Beta-Lactam Monotherapy Non-Inferior to Combo Therapy in CAP Patients
PHILADELPHIA, PA—Beta-lactam monotherapy proved to be non-inferior to beta-lactam/macrolide combination therapy (BLM) or fluoroquinolone monotherapy in patients with community-acquired pneumonia (CAP), with regards to mortality risk, length of hospital stay, and time to oral treatment, according to data presented at IDWeek 2014.
Douwe F. Postma, MD, of the Julius Center for Health Sciences and Primary Care, University Medical Center Utrecht, Netherlands, and colleagues compared empirical treatment strategies of beta-lactam monotherapy, BLM, and fluoroquinolone monotherapy in a cluster-randomized trial of 3,325 patients with CAP across seven Dutch hospitals. Eligible subjects were initially admitted to a non-ICU ward and treated with beta-lactam monotherapy (n=656), BLM (n=739), and fluoroquinolone monotherapy (n=888) patients were included.
The primary endpoint was 90-day mortality, with a non-inferiority margin of 3% absolute difference. Secondary endpoints were time to oral treatment and length of stay. Baseline characteristics did not differ between study periods. S. pneumoniae was the most common pathogen (n=282; 12.4%) followed by H. influenzae (n=128; 5.6%), with L. pneumophilia only present in 0.7% of patients (n=16).
Beta-lactam monotherapy (9.0%, n=59) was non-inferior to BLM (11.1%, n=82) and fluoroquinolone monotherapy (8.8%, n=78) for 90-day mortality.
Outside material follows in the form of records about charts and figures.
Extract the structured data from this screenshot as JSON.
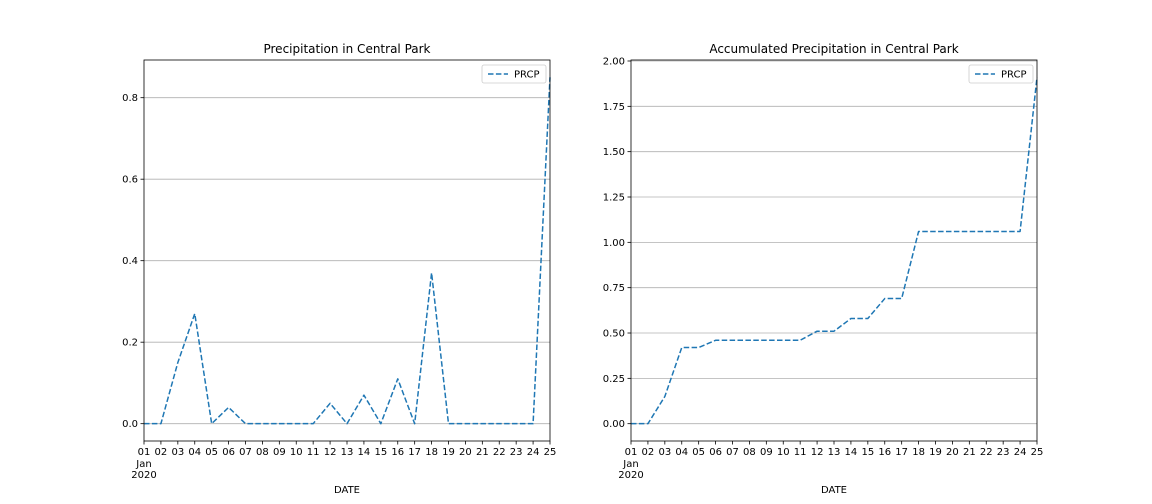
{
  "chart_data": [
    {
      "type": "line",
      "title": "Precipitation in Central Park",
      "xlabel": "DATE",
      "ylabel": "",
      "x": [
        "01",
        "02",
        "03",
        "04",
        "05",
        "06",
        "07",
        "08",
        "09",
        "10",
        "11",
        "12",
        "13",
        "14",
        "15",
        "16",
        "17",
        "18",
        "19",
        "20",
        "21",
        "22",
        "23",
        "24",
        "25"
      ],
      "x_sub_label": [
        "Jan",
        "2020"
      ],
      "series": [
        {
          "name": "PRCP",
          "color": "#1f77b4",
          "style": "dashed",
          "values": [
            0.0,
            0.0,
            0.15,
            0.27,
            0.0,
            0.04,
            0.0,
            0.0,
            0.0,
            0.0,
            0.0,
            0.05,
            0.0,
            0.07,
            0.0,
            0.11,
            0.0,
            0.37,
            0.0,
            0.0,
            0.0,
            0.0,
            0.0,
            0.0,
            0.85
          ]
        }
      ],
      "ylim": [
        -0.0425,
        0.8925
      ],
      "yticks": [
        "0.0",
        "0.2",
        "0.4",
        "0.6",
        "0.8"
      ],
      "ytick_values": [
        0.0,
        0.2,
        0.4,
        0.6,
        0.8
      ],
      "grid": "y",
      "legend": "upper-right"
    },
    {
      "type": "line",
      "title": "Accumulated Precipitation in Central Park",
      "xlabel": "DATE",
      "ylabel": "",
      "x": [
        "01",
        "02",
        "03",
        "04",
        "05",
        "06",
        "07",
        "08",
        "09",
        "10",
        "11",
        "12",
        "13",
        "14",
        "15",
        "16",
        "17",
        "18",
        "19",
        "20",
        "21",
        "22",
        "23",
        "24",
        "25"
      ],
      "x_sub_label": [
        "Jan",
        "2020"
      ],
      "series": [
        {
          "name": "PRCP",
          "color": "#1f77b4",
          "style": "dashed",
          "values": [
            0.0,
            0.0,
            0.15,
            0.42,
            0.42,
            0.46,
            0.46,
            0.46,
            0.46,
            0.46,
            0.46,
            0.51,
            0.51,
            0.58,
            0.58,
            0.69,
            0.69,
            1.06,
            1.06,
            1.06,
            1.06,
            1.06,
            1.06,
            1.06,
            1.91
          ]
        }
      ],
      "ylim": [
        -0.0955,
        2.0055
      ],
      "yticks": [
        "0.00",
        "0.25",
        "0.50",
        "0.75",
        "1.00",
        "1.25",
        "1.50",
        "1.75",
        "2.00"
      ],
      "ytick_values": [
        0.0,
        0.25,
        0.5,
        0.75,
        1.0,
        1.25,
        1.5,
        1.75,
        2.0
      ],
      "grid": "y",
      "legend": "upper-right"
    }
  ]
}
Also, noninferiority of beta-lactam monotherapy was established for both arms in intention-to-treat analysis and in a sensitivity analysis of strategy adherent patients.
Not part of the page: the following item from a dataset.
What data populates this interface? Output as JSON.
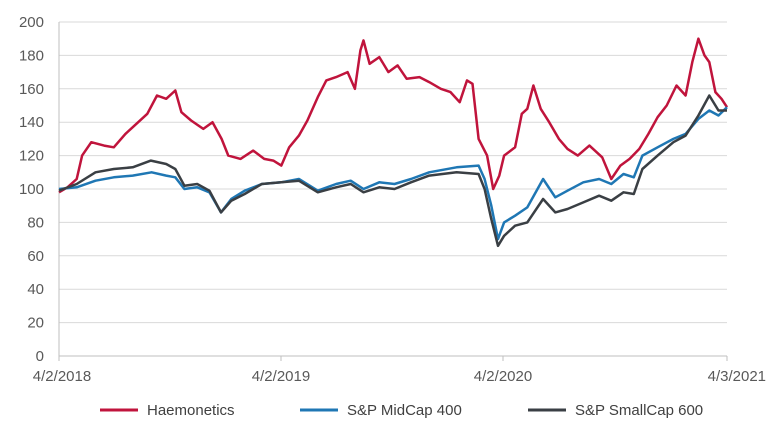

Median length of stay was 6 (4–8), 6 (4–10) and 6 (4–8) for beta-lactam monotherapy, BLM and fluoroquinolone monotherapy, respectively; median duration of IV treatment was 4 (3–5), 4 (3–5) and 3 (0–4) in the respective periods.
Empirical treatment with beta-lactam monotherapy for patients with CAP in non-ICU wards to proved non-inferior to BLM or fluoroquinolone monotherapy, the team concluded. Beta-lactam monotherapy reduced atypical coverage by 46–52%, however “these results may not be generalizable to regions with a considerably different microbiological etiology of CAP,” added Dr. Postma.